Yes, you are quite correct, I did not explain that correctly.

What I should have said there was, some chambers are rather small which may lead to bridging. They can be enlarged but it is recommended that they remain smaller than bore size so as to not trap the cleaning jag.

Graham
 
If you are swabbing after each shot you will need to run 1 or more dry patches down before loading again. It is essential you dry the patent breech or you will have problems. The TCs have a much larger breech opening and if I remember correctly it is also tapered and less likely to give trouble since the patch can actually get into the breech to some extent. You might consider enlarging the hole in the breech plug and beveling it's opening too. The patent breech on my wife's .58 has a hole so small it takes a .270 brush to get into it and it's quite deep too but doesn't give any trouble so long as she follows the cleaning with a few dry patches on the.58 brush which has the end sweged down from use so that it goes into the patent breech. Cleaning is also followed by snapping 2 or more caps on the line before beginning an event though that little bit of info doesn't help much with a flint gun.
 
Yep; I used 80 grains of Goex 3f and never missed a beat. I think I must of been getting some fouling build-up at the step down or maybe didn't get all the packing gunk out of the chamber. At any rate it fired great today and is very accurate with a patched ball. I did switch lubes from Track Mink oil to Lehigh lube though. I doubt that had anything to do with it though. Another mystery but it's gone I think.
 
I would much prefer a straight breech because I don't like needing to swab down in the chamber. It's just another step added to slow down loading. It's not a problem hunting really but for range shooting I would rather have a straight breech.

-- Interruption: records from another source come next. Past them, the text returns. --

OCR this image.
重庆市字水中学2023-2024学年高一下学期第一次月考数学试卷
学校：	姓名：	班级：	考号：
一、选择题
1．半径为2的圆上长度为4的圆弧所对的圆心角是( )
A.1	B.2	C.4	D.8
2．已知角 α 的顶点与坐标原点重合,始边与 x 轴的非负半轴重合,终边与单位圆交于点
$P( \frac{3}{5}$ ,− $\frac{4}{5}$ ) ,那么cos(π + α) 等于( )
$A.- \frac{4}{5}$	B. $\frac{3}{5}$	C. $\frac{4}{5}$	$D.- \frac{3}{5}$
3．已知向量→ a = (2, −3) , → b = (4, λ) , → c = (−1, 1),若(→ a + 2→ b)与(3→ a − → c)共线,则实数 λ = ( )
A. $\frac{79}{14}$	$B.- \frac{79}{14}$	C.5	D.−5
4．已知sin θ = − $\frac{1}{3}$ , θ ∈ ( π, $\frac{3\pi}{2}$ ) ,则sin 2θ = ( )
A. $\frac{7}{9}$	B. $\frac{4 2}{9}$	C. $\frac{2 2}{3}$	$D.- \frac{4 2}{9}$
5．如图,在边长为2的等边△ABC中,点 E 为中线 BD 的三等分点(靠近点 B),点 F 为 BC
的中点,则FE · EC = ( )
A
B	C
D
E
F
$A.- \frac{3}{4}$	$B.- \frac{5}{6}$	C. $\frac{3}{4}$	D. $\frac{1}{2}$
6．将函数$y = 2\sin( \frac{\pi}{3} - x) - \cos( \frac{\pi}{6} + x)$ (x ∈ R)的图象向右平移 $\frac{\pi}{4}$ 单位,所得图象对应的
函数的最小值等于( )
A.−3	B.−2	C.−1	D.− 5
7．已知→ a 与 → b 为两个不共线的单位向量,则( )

I don't like long barrels either and all of the short barreled production guns have them. Some my TC's have the recessed bore and I rather like that for loading ball but the Deerstalker doesn't have it and it's ok without it.
 
Try a range session without swabbing between shots. Make sure the gun is squeaky clean and dry, no lubrication/solvent etc. in the barrel before the first shot.

I had a Lyman GPR in .54 that had similar symptoms. Once I stopped wiping between shots the succesful ignitions increased notably.

If you have good lubrication on the patches there should be no problem seating the ball on the powder. Too much of any lubrication will mess things up quickly.

Unless there is a manufacturing defect in the breach the diameter of the opening to the Lyman patent system is @ .357. A .357 jag cleans that area nicely.
 
You will most likely have much less fouling buildup with the Lehigh Lube. You may have been shoving the fouling into the breech when swabbing. You may have solved the issue for that rifle.

Also, How the jag is shaped means allot when swabbing also. If it is a standard jag, you may be shoving the fouling into the breech rather than pulling the fouling out.

Keith Lisle
 
When swabbing the bore, do you go all the way to the bottom or do you stop just short of the breech plug? Have you tried swabbing the bore but not the breech between shots? I have NEVER swabbed or brushed chambered breeches (no-one makes an actual Nock patent breech) when shooting and I have never encountered a problem with fouling build up, even with the miniscule hole in my Pedersoli Frontier.